Rassegna Stampa
Testata: L'Unione Sarda
Sperano gli abusivi del mattone
19/02/2011
autore: Nino Melis
Milleproroghe. Tortolì e Tertenia vogliono l'estensione della norma varata in commissione al Senato
Chiesta la sanatoria concessa alla Campania
Il decreto Milleproroghe ha perso per strada la maxi-sanatoria per le case abusive, fascia costiera compresa. Per l'esercito dei proprietari di costruzioni irregolari in Ogliastra la delusione è evidente ma le speranze non sono cancellate del tutto. Almeno per quelli che hanno effettuato gli abusi per realizzare la prima casa. Per loro l'ultima spiaggia è costituita dall'emendamento, votato in commissione Affari costituzionali e Bilancio del Senato, che sospende le ordinanze di demolizione delle prime case limitatamente alla Campania.

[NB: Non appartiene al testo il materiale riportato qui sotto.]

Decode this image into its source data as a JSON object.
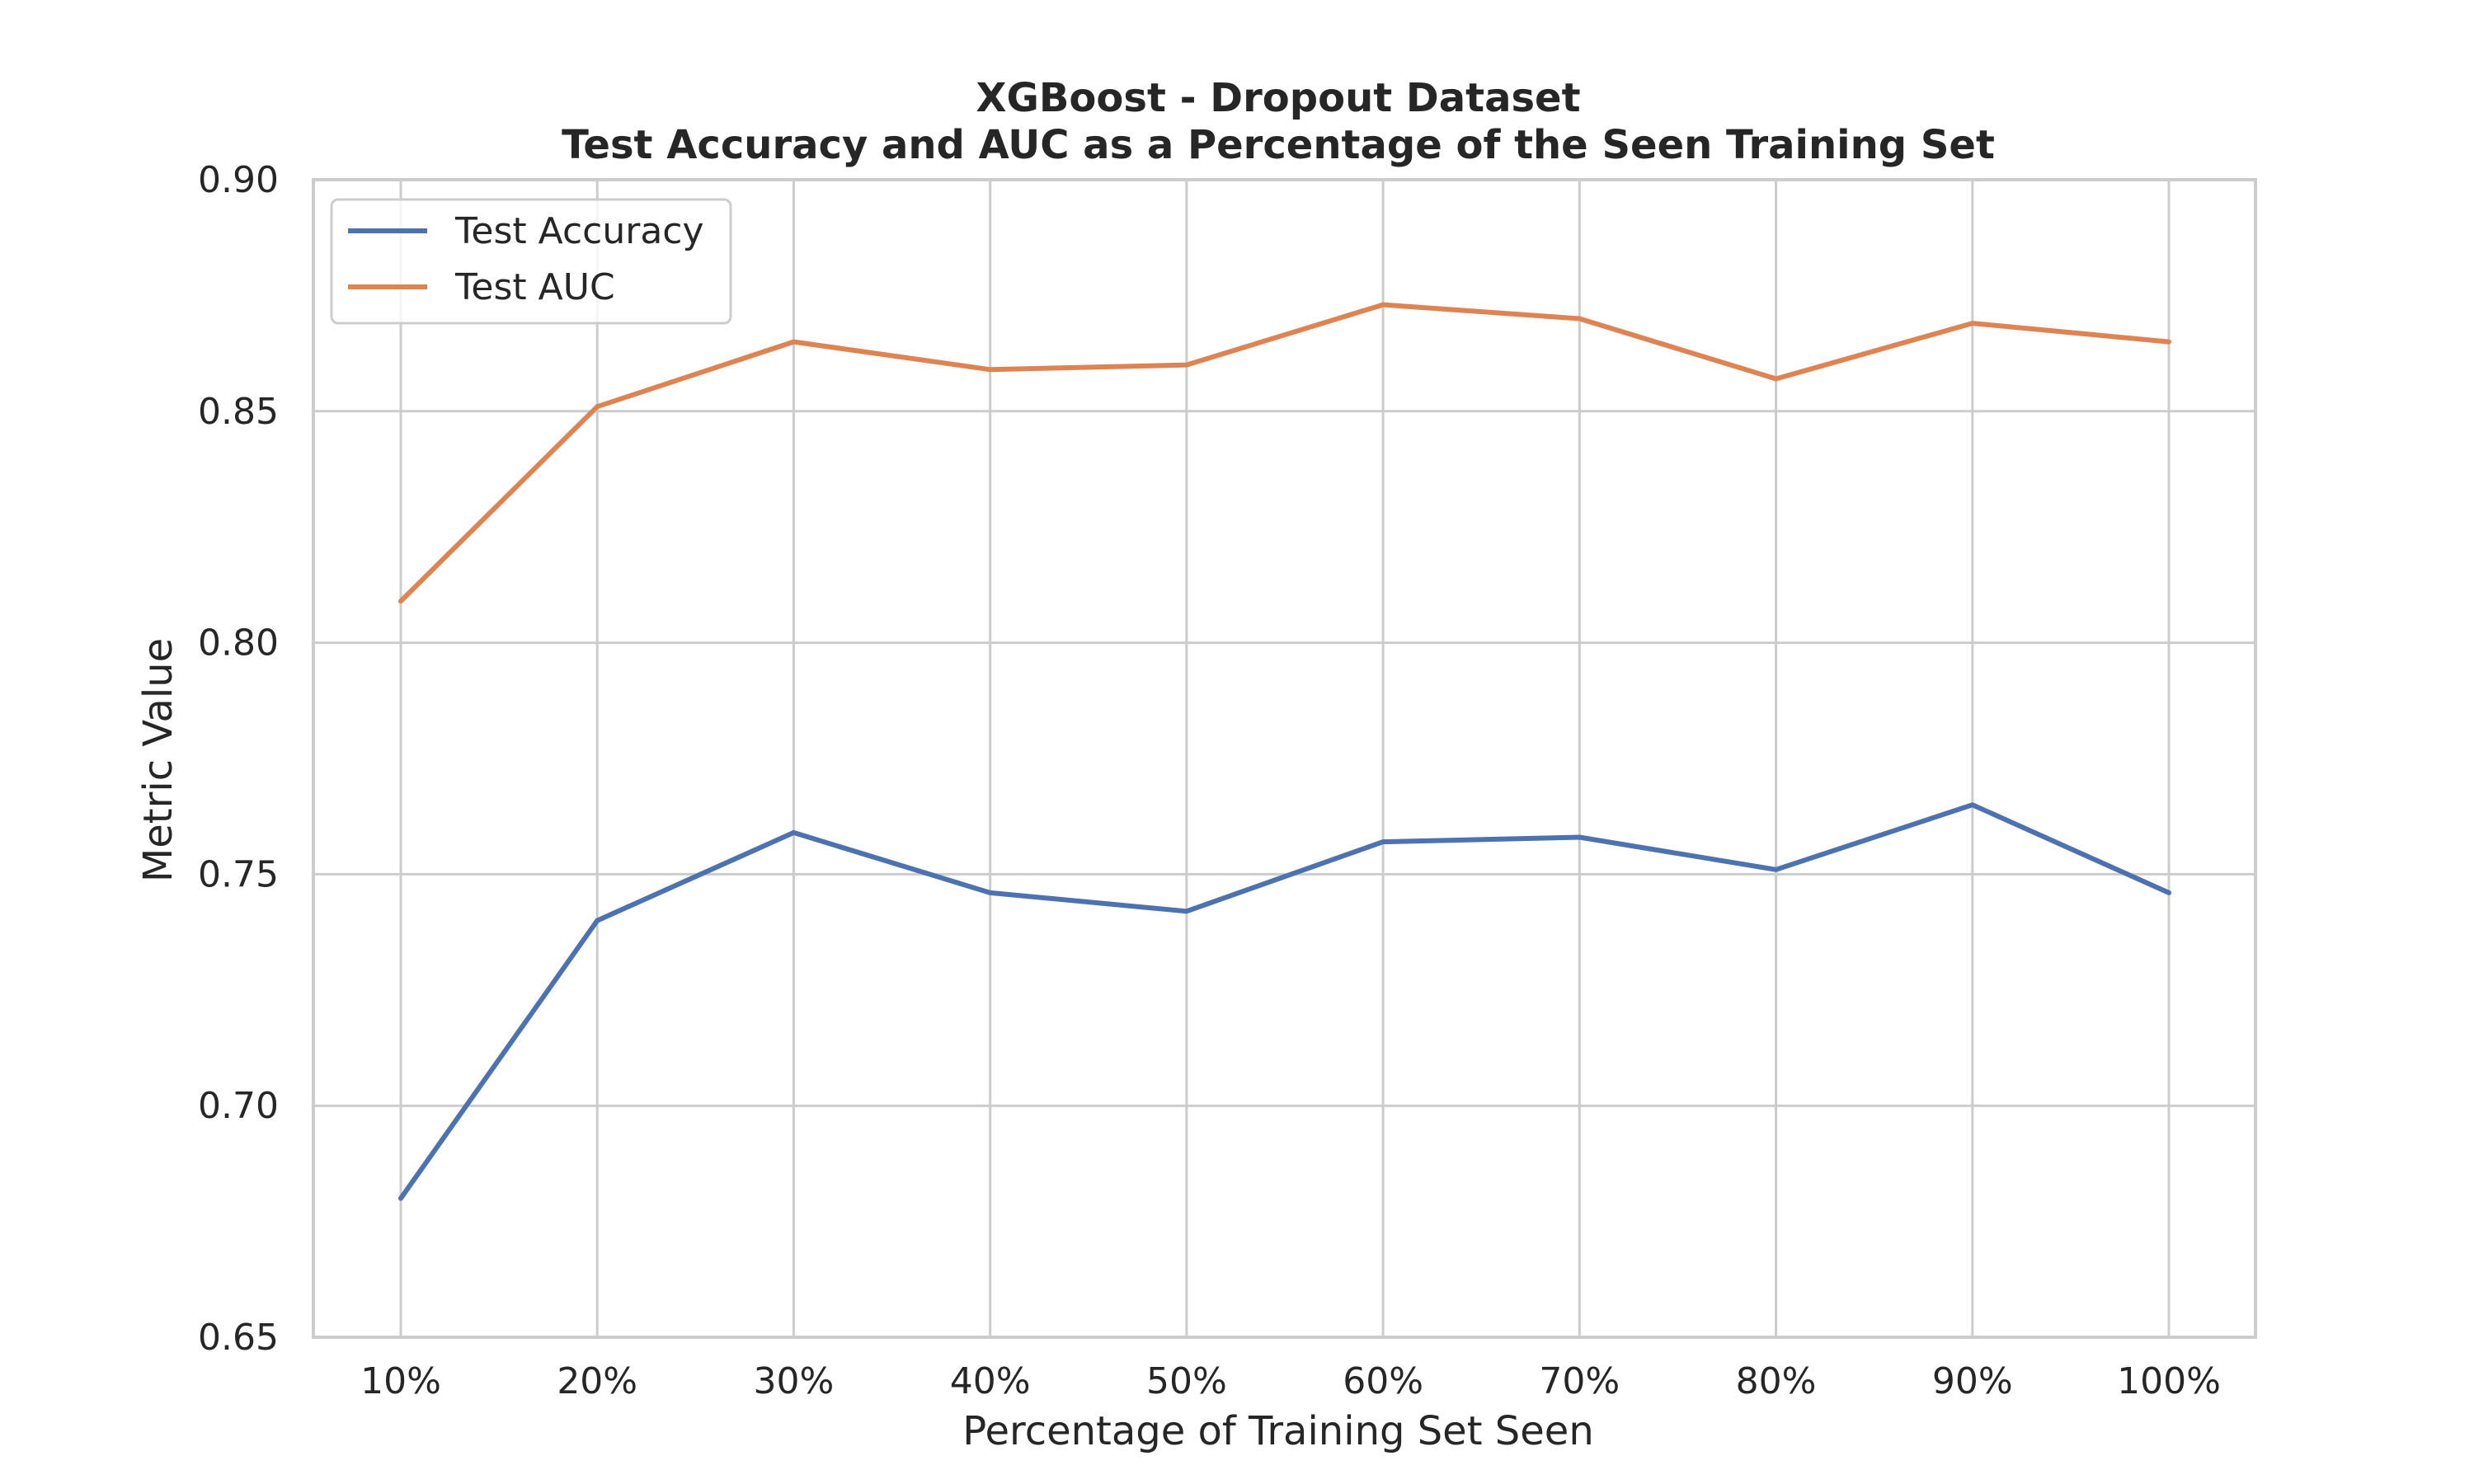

DUE PESI E DUE MISURE. I senatori di quella Regione sono riusciti a far sentire il loro peso, ma i comitati degli irregolari di Tertenia e Tortofi non sono però disposti a tollerare una disparità tanto evidente. «Il provvedimento - spiega l'avvocato Diana Barrui, presidente regionale del Codacons e consulente dei comitati - sarebbe palesemente incostituzionale se la sua applicazione fosse limitata alla sola Campania. Nei prossimi giorni avremo degli incontri con gli amministratori e le forze politiche. Chiederò un incontro anche al procuratore di Lanusei, Domenico Fiordalisi. È evidente che siamo giunti ad una svolta cruciale che impone il massimo sforzo e la massima coordinazione». Fiordalisi si era espresso in modo chiaro già a maggio dello scorso anno, quando era stato proposto per la prima volta il decreto campano. «Il provvedimento normativo che blocca le demolizioni degli immobili costruiti abusivamente in Campania - aveva osservato il titolare della Procura di Lanusei - pone un possibile problema di politica legislativa. E potrebbe originare una sperequazione nei confronti dei cittadini sardi destinatari di provvedimenti di demolizione già esecutivi. Riconosco l'esistenza di un problema che spetta al legislatore affrontare e risolvere».
«LA REGIONE SI MUOVA». Una prima iniziativa sta per essere intrapresa dal Consiglio regionale. «Ho già chiesto», informa Angelo Stochino, del Pdl, «un incontro urgente con l'assessore agli Enti Locali e urbanistica, Nicola Rassu. La Giunta regionale deve farsi sentire a Roma per ottenere parità di trattamento per i cittadini della Sardegna».
PISU E LEREDE. Anche i sindaci dei due principali aggregati di case abusive non intendono stare con le mani in mano «Abbiamo già predisposto - spiega Guido Pisu, primo cittadino di Tertenia - un piano di risanamento che è al vaglio della Regione. Dieci mesi di tempo sono preziosi anche per i cittadini di Tertenia, non solo per quelli della Campania. Non chiediamo privilegi, semplicemente pari opportunità». «Stiamo procedendo - chiarisce Mimmo Lerede, sindaco di Tortolì - alla rimodulazione del Puc prima della approvazione definitiva. Chiediamo per i nostri cittadini le stesse opportunità di legge».